Le Comité maritime international (CMI) procède périodiquement à leur révision pour tenir compte des évolutions économiques et juridiques, ainsi que des impératifs commerciaux auxquels les acteurs du commerce maritime sont confrontés.
[5]
Au Maroc, le droit actuellement applicable au transport maritime est constitué d’un ensemble de règles dont la pièce maîtresse est le code de commerce maritime de 1919 qui a notamment pour texte d’application en matière d’organisation des transports maritimes le Dahir du 26 octobre de 1962.  Certes depuis 1919, le Maroc s'est dote d'un texte solide et, déjà, fortement protecteur des intérêts de la marchandise. II institue un régime d'exécution du contrat de transport qui est strictement d'ordre public pour taire face a la liberté qui a été reconnue à l'époque aux armateurs.

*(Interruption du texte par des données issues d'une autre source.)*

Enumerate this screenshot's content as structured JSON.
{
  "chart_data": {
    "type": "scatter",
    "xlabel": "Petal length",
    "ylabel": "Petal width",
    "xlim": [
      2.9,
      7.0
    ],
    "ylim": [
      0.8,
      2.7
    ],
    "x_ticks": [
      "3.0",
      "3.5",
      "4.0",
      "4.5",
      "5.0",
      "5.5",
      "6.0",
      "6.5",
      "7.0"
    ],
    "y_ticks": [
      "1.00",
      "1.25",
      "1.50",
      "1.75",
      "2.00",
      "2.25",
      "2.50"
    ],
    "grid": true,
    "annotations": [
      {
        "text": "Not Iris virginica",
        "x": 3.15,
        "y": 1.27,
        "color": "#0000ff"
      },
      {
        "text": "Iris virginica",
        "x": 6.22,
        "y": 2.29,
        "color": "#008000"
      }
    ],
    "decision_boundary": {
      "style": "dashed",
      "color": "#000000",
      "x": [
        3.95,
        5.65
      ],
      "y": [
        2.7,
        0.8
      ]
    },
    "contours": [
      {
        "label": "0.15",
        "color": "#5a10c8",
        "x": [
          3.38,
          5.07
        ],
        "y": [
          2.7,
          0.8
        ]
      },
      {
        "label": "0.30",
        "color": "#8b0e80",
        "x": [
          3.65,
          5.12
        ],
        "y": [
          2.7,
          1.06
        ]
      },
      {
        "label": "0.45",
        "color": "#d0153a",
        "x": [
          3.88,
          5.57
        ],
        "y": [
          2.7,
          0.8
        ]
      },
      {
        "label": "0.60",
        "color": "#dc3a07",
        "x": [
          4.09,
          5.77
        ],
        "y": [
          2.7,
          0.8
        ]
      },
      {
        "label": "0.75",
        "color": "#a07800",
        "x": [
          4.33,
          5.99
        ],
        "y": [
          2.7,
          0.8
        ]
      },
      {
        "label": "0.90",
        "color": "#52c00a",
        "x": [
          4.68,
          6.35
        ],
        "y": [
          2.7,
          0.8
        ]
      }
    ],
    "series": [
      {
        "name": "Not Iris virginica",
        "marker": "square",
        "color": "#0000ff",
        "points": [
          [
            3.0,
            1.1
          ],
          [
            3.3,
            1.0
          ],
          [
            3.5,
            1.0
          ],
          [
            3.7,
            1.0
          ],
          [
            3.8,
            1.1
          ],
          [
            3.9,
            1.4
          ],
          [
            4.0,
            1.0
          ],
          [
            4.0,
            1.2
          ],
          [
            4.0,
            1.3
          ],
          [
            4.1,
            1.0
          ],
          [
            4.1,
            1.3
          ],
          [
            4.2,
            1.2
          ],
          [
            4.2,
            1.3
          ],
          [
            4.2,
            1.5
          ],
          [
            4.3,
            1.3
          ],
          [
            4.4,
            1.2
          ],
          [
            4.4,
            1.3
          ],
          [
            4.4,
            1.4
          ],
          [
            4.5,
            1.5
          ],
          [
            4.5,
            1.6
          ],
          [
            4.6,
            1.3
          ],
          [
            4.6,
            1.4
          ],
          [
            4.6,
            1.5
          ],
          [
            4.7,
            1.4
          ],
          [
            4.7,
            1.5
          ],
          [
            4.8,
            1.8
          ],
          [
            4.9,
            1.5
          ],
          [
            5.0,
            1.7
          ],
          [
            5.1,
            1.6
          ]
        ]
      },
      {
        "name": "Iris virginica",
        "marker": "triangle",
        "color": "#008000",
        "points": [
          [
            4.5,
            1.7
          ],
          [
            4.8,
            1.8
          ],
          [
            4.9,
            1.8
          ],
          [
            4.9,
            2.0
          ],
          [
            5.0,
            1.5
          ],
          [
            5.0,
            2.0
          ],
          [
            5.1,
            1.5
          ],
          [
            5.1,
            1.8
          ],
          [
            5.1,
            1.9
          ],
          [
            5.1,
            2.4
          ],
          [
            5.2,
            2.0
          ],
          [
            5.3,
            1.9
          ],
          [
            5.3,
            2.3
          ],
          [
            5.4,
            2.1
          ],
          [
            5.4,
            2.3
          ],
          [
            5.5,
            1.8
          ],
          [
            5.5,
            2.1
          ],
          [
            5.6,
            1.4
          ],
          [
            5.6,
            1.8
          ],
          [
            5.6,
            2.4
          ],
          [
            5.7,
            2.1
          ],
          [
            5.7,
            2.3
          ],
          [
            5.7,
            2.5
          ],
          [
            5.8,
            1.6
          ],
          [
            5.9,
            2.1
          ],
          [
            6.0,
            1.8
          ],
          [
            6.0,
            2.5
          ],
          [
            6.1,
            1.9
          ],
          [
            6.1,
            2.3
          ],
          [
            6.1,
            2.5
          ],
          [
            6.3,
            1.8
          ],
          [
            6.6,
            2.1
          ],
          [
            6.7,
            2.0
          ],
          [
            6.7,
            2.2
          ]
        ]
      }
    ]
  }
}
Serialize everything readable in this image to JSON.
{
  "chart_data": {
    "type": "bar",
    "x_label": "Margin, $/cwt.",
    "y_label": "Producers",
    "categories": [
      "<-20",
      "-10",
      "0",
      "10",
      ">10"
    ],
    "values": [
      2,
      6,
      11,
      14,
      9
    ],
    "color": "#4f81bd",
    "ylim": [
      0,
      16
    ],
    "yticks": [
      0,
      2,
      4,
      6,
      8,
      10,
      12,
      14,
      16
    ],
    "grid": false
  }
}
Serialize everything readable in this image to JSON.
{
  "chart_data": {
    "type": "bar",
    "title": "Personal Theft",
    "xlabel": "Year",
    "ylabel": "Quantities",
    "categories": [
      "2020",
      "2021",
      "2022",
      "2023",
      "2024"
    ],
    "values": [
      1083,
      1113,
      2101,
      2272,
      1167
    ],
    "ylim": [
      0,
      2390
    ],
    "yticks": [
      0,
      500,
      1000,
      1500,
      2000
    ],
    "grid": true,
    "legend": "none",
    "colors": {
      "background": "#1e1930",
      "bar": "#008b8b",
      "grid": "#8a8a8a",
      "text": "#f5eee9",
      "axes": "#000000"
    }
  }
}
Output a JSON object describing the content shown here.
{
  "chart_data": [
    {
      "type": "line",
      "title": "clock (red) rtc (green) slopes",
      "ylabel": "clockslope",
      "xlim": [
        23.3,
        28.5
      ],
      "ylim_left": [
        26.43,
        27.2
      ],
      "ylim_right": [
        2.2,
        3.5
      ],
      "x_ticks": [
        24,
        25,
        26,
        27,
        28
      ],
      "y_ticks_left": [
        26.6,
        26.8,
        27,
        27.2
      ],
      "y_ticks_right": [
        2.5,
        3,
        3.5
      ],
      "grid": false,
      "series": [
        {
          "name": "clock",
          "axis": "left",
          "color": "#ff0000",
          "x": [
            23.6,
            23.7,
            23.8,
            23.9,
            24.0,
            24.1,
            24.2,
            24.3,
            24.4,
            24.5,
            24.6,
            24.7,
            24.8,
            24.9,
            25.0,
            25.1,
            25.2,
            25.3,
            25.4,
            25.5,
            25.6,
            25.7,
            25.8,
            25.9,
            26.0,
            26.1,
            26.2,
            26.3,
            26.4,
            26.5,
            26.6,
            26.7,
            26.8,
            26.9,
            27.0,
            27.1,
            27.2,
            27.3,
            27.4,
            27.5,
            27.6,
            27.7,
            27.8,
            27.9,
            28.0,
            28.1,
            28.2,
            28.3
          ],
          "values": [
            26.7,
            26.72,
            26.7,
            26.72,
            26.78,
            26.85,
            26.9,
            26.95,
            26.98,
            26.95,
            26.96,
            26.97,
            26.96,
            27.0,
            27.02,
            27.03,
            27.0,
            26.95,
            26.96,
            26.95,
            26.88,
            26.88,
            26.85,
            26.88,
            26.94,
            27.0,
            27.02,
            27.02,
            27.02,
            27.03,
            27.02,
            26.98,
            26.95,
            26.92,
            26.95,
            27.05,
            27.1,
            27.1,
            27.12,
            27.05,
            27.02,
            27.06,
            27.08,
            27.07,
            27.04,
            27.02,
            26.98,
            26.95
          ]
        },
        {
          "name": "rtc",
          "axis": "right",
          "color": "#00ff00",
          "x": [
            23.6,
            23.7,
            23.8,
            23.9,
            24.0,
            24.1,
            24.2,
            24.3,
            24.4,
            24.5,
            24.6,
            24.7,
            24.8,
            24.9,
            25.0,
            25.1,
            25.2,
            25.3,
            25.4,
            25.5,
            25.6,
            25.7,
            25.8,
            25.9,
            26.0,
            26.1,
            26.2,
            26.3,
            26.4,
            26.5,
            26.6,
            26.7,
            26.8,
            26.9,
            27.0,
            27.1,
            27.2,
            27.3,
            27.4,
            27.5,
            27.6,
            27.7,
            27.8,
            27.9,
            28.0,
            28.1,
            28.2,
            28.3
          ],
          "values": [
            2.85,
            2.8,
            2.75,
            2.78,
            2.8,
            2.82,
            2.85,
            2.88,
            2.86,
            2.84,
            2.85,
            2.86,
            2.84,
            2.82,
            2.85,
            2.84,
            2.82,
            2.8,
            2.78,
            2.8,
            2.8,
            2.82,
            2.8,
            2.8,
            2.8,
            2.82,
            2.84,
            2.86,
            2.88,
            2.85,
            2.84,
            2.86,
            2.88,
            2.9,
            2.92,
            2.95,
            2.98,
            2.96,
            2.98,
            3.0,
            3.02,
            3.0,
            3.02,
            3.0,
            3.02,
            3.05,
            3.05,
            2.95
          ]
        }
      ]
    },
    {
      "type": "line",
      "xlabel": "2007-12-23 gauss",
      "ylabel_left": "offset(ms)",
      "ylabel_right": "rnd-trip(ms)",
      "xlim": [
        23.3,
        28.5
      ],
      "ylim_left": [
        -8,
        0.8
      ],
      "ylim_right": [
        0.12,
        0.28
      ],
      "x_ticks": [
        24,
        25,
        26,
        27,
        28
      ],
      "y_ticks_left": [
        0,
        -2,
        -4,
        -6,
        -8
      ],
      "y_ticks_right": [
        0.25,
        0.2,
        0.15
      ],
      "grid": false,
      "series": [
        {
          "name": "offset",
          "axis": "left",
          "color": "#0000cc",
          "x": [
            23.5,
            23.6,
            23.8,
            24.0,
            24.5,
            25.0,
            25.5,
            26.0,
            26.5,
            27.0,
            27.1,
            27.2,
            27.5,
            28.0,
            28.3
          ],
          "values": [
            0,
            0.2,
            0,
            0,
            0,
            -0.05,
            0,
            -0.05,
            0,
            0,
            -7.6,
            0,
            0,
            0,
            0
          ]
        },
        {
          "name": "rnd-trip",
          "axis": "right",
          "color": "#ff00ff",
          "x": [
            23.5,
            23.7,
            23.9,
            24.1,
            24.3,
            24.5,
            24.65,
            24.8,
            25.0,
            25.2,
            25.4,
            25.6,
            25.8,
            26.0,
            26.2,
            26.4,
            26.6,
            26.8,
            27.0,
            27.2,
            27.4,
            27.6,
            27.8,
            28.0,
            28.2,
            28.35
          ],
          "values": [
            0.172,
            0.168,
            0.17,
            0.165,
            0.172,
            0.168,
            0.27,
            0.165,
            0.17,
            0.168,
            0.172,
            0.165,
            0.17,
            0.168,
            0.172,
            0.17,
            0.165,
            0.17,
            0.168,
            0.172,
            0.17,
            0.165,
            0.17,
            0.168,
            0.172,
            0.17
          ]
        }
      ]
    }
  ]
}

Toutefois, un nouveau  projet du code maritime, en cours de validation définitive, s’inscrit dans le cadre de la refonte globale de la législation maritime, l’armement et le transport maritime, les gens de mer, les évènements de mer, les assurances et ventes maritimes, la protection de l’environnement et la navigation de plaisance qui ont comme objectif prioritaire l’adaptation de celui actuel aux impératifs de l’économie moderne et d’en faire un instrument de développement économique tout en le plaçant dans la perspective de la modernisation de la législation internationale.
Ce projet de code maritime appréhende, de manière complémentaire, l’ensemble des questions maritimes tout en prenant en compte l’intérêt général et en consacrant l’équilibre entre les droits et les devoirs de tous ses futurs utilisateurs
[6].
Sur le plan international, la Convention de 1924 consacre plusieurs dispositions relatives à cette phase maritime, notamment en son article 3 qui énumère d'une manière claire et précise des obligations mises à la charge du transporteur et des avants droit a la marchandise. En effet, dans le domaine international, jusqu'en 1924, les transporteurs se protégeaient par de très larges clause d’irresponsabilité, lesquelles étaient reconnues comme valables par les tribunaux de la plupart des pays maritimes.
Ainsi, La loi française de 1966 s'est fortement inspirée de ces dispositions dans son troisième chapitre intitule "L'exécution du contrat", articles 38 à 55 du décret de 1966.
Curieusement les règles de Hambourg ne disent rien sur l’exécution du contrat de transport de marchandises par mer. Mais par un raisonnement inductif et à travers les dispositions de l’article 5 relative à la responsabilité du transporteur
[7], on peut déduire qu’il inclut les différentes obligations mises à la charge du transporteur.
Cependant, en matière de sécurité et sûreté maritimes, les autorités maritimes appliquent actuellement l’ensemble des conventions internationales, adoptées par l’OMI et le BIT
[8]. Ces conventions ont été publiées mais n’ont pas été transposées dans la législation marocaine[9].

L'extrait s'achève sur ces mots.